Iyad Allawi, the prime minister of the new government in Iraq, went to Congress yesterday to extend his nation's gratitude, to "thank America" for the liberation. Old Europe and the Old Democrats sneer, but he sounded sincere, grateful and humbled by the American sacrifice.
Despite struggles and setbacks, he said, "the values of liberty and democracy are taking hold."
"We could hold elections tomorrow in 15 of 18 provinces ... . The insurgency in Iraq is destructive, but small, and it has not and will never resonate with the Iraqi people."
Members of Congress leaped to their feet several times to applaud; even some Democrats in the chamber seemed moved by the authentic emotion of the moment. This gravely undercuts Monsieur Kerry's determined mission to "keep hopelessness alive." He scoffs that Mr. Allawi — who might not even speak French — is little more than a feisty terrier sent by George W. to bark at Congress.
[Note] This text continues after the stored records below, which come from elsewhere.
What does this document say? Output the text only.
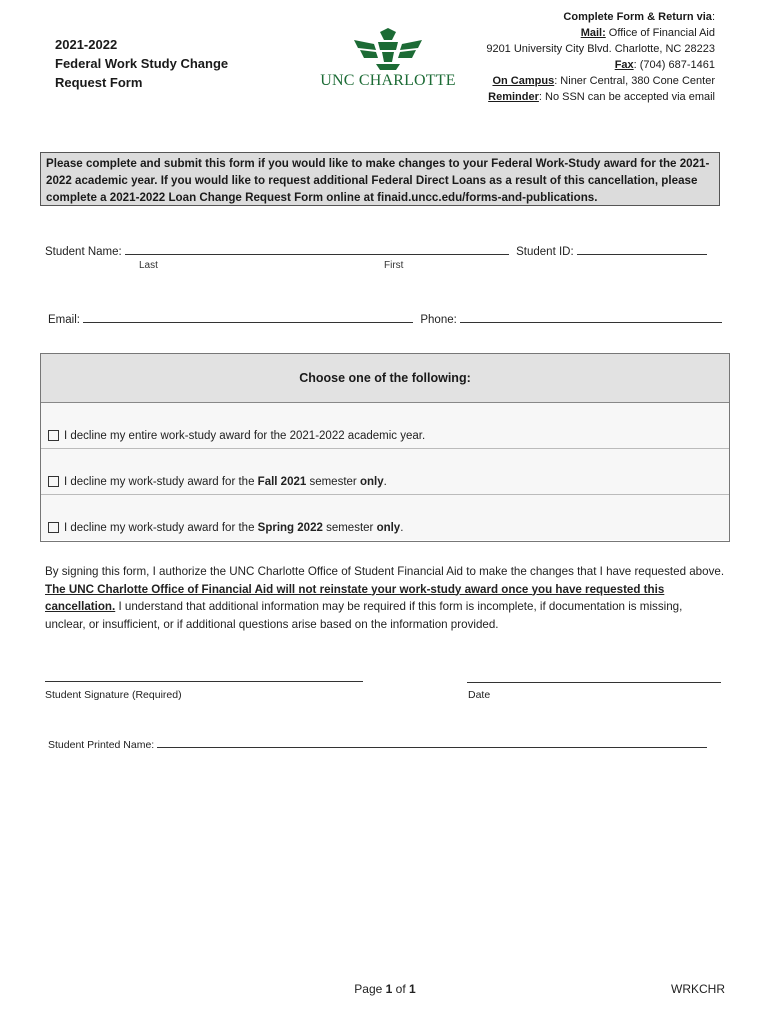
2021-2022
Federal Work Study Change
Request Form	UNC CHARLOTTE
Complete Form & Return via:
Mail: Office of Financial Aid
9201 University City Blvd. Charlotte, NC 28223
Fax: (704) 687-1461
On Campus: Niner Central, 380 Cone Center
Reminder: No SSN can be accepted via email
Please complete and submit this form if you would like to make changes to your Federal Work-Study award for the 2021-2022 academic year. If you would like to request additional Federal Direct Loans as a result of this cancellation, please complete a 2021-2022 Loan Change Request Form online at finaid.uncc.edu/forms-and-publications.
Student Name:	Student ID:
Last	First
Email:	Phone:
Choose one of the following:
I decline my entire work-study award for the 2021-2022 academic year.
I decline my work-study award for the Fall 2021 semester only.
I decline my work-study award for the Spring 2022 semester only.
By signing this form, I authorize the UNC Charlotte Office of Student Financial Aid to make the changes that I have requested above. The UNC Charlotte Office of Financial Aid will not reinstate your work-study award once you have requested this cancellation. I understand that additional information may be required if this form is incomplete, if documentation is missing, unclear, or insufficient, or if additional questions arise based on the information provided.
Student Signature (Required)	Date
Student Printed Name:
Page 1 of 1	WRKCHR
Monsieur Kerry imagines American voters are longing for dreary pessimism and morbid despair. Ronald Reagan set the standard for success with his flags, bunting, stirring music and his invocation of "morning in America." The monsieur thinks it's time now for "mourning in America," and for crepe, funerary music and doleful obsequies at the burial of the dream of better days in the Middle East.

...

Monsieur Kerry was particularly upset by the prime minister's reassurance that elections would be held in Iraq in January, as scheduled. The latest Kerry campaign, reconstituted for the third time, is premised on the prospect of unremitting disaster in Iraq. "The United States and the Iraqis have retreated from whole areas of Iraq. There are no-go zones in Iraq today. You can't hold an election in a no-go zone."
Neither Monsieur Kerry nor his men (and women) appear to get it. Americans have never warmed to messages of despair. The Sioux, the Cheyenne and the Crow would still be hunting buffalo, undisturbed on the high plains, if the early European settlers had not been drawn to the new world by optimism, hope and cheerful confidence in their ability to accomplish the difficult, the arduous and the impossible. John Kerry would have been waiting at Plymouth Rock to warn them to go home, that the Indians would eat them if the wild beasts didn't. (Fortunately for all of us, on the day the Mayflower sailed into Plymouth, he was wind-surfing off the coast at Cannes.)